In cybersecurity, it typically doesn’t matter how much code is in place to protect individuals if they don’t use prudence and vigilance to stop themselves from falling victim to attacks.
This wisdom appears to be true even when referring to the cryptocurrency community and mining malware, according to a report by cybersecurity company Proofpoint.
“Email remains the top attack vector. Threats range from spam that clogs inboxes and wastes resources to email fraud that can cost organizations and people millions of dollars… And mainstream interest in cryptocurrency is driving advances in malware and new approaches to phishing and cyber crime,” the company wrote in its latest Human Factor Report.
Proofpoint found that up to 95% of attacks through fake browser and plugin updates used social engineering to trick people into installing malware and willingly executing it on their computers.
All of this might also be due to the fact that suspicious and impostor domains outnumbered their brand-registered counterparts by a factor of 20. A user that sees a piece of software coming from what they perceive as a legitimate company is more likely to click on it.

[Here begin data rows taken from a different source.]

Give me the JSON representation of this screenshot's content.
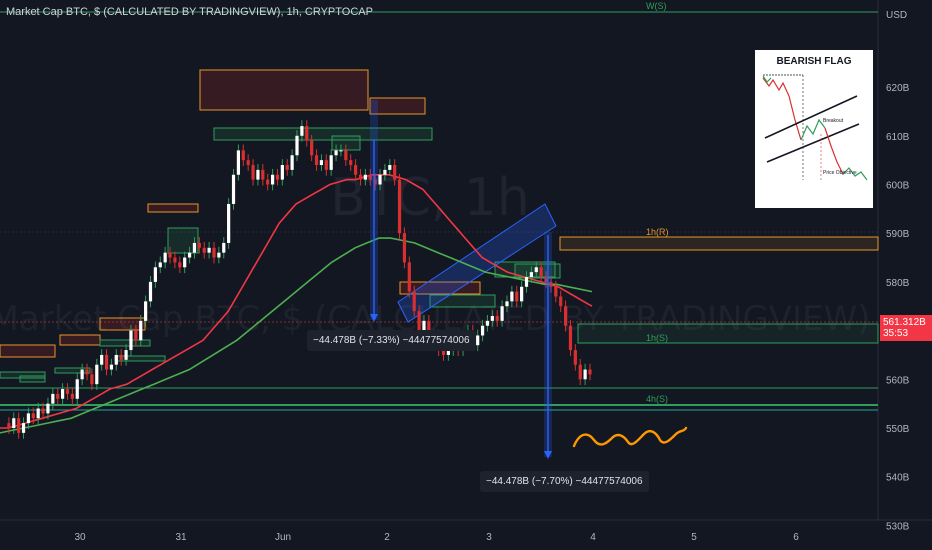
{
  "header": {
    "title": "Market Cap BTC, $ (CALCULATED BY TRADINGVIEW), 1h, CRYPTOCAP"
  },
  "watermark": {
    "big": "BTC, 1h",
    "sub": "Market Cap BTC, $ (CALCULATED BY TRADINGVIEW)"
  },
  "price_scale": {
    "currency": "USD"
  },
  "last_price": {
    "value": "561.312B",
    "countdown": "35:53",
    "color": "#f23645"
  },
  "measurements": [
    {
      "label": "−44.478B (−7.33%) −44477574006"
    },
    {
      "label": "−44.478B (−7.70%) −44477574006"
    }
  ],
  "zone_labels": [
    {
      "text": "W(S)",
      "color": "#2f9e5b"
    },
    {
      "text": "1h(R)",
      "color": "#f0a030"
    },
    {
      "text": "1h(S)",
      "color": "#2f9e5b"
    },
    {
      "text": "4h(S)",
      "color": "#2f9e5b"
    }
  ],
  "inset": {
    "title": "BEARISH FLAG",
    "labels": [
      "Breakout",
      "Price Objective"
    ]
  },
  "colors": {
    "background": "#131722",
    "up": "#2f9e5b",
    "down": "#d9302f",
    "support_zone": "#2f9e5b",
    "resistance_zone": "#e8952b",
    "flag_channel": "#2962ff",
    "ma_fast": "#f23645",
    "ma_slow": "#4caf50",
    "squiggle": "#ff9800"
  },
  "chart_data": {
    "type": "candlestick",
    "title": "Market Cap BTC, $ (CALCULATED BY TRADINGVIEW), 1h, CRYPTOCAP",
    "x_ticks": [
      "30",
      "31",
      "Jun",
      "2",
      "3",
      "4",
      "5",
      "6"
    ],
    "y_ticks": [
      "530B",
      "540B",
      "550B",
      "560B",
      "570B",
      "580B",
      "590B",
      "600B",
      "610B",
      "620B"
    ],
    "ylim": [
      527,
      628
    ],
    "grid": false,
    "series": [
      {
        "name": "",
        "kind": "candles",
        "values": [
          551,
          550,
          552,
          549,
          551,
          553,
          552,
          554,
          553,
          555,
          557,
          556,
          558,
          557,
          556,
          560,
          562,
          561,
          559,
          563,
          565,
          562,
          563,
          565,
          564,
          566,
          570,
          568,
          572,
          576,
          580,
          583,
          584,
          586,
          585,
          584,
          583,
          585,
          586,
          588,
          587,
          586,
          587,
          585,
          586,
          588,
          596,
          602,
          607,
          605,
          604,
          601,
          603,
          601,
          600,
          602,
          601,
          604,
          603,
          606,
          610,
          612,
          609,
          606,
          604,
          605,
          603,
          606,
          607,
          607,
          605,
          604,
          602,
          601,
          602,
          601,
          600,
          602,
          603,
          604,
          601,
          590,
          584,
          578,
          574,
          570,
          572,
          568,
          569,
          566,
          565,
          566,
          567,
          566,
          568,
          570,
          567,
          569,
          571,
          572,
          573,
          572,
          575,
          576,
          578,
          576,
          579,
          581,
          582,
          583,
          581,
          580,
          579,
          577,
          575,
          571,
          566,
          563,
          560,
          562,
          561
        ]
      },
      {
        "name": "",
        "kind": "ma_fast",
        "values": [
          550,
          550,
          550.5,
          551,
          551.5,
          552,
          552.5,
          553,
          553.5,
          554,
          555,
          556,
          557,
          558,
          558.5,
          559,
          560,
          561,
          562,
          563,
          564,
          565,
          566,
          567,
          568,
          570,
          572,
          574,
          577,
          580,
          583,
          586,
          589,
          592,
          594,
          596,
          597,
          598,
          599,
          600,
          600.5,
          601,
          601,
          601.5,
          602,
          602,
          602,
          601.5,
          601,
          600,
          599,
          597,
          595,
          593,
          591,
          589,
          587,
          585,
          584,
          583,
          582,
          581.5,
          581,
          580.5,
          580,
          579.5,
          579,
          578,
          577,
          576,
          575
        ]
      },
      {
        "name": "",
        "kind": "ma_slow",
        "values": [
          549,
          549.5,
          550,
          550.5,
          551,
          551.5,
          552,
          553,
          554,
          555,
          556,
          557,
          558,
          559,
          560,
          561,
          562,
          563.5,
          565,
          566.5,
          568,
          570,
          572,
          574,
          576,
          578,
          580,
          582,
          584,
          585.5,
          587,
          588,
          589,
          589,
          588.5,
          588,
          587,
          586,
          585,
          584,
          583,
          582,
          581.5,
          581,
          580.5,
          580,
          579.5,
          579.5,
          579,
          578.5,
          578
        ]
      }
    ],
    "horizontal_zones": [
      {
        "label": "W(S)",
        "value": 627.5
      },
      {
        "label": "1h(R)",
        "from": 576.5,
        "to": 578.2
      },
      {
        "label": "1h(S)",
        "from": 557.5,
        "to": 561.2
      },
      {
        "label": "4h(S)",
        "from": 543.8,
        "to": 547.5
      }
    ]
  }
}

The report also found that more than half of attacks carried out on social media come from spoofed customer support accounts, although the rest of it might be attributed to the way that malware propagates through social media using known contacts of an infected person.
In email attacks, we can see the highest rate of growth in the number of cryptomining malware infections.
“Observed network traffic of coin mining bots jumped almost 90% between September and November . This threat activity closely mirrored the rise and fall of the value of Bitcoin,” the report added.
Although we already know that instances of cryptojacking are at an all time high thanks to reports from Symantec, there wasn’t yet a lot of insight into how these attacks are carried out.
It turns out that humans continue to be the greatest vulnerability in any system, meaning that companies may have to begin constructing new policies lest they lose most of their computing resources to cryptojackers.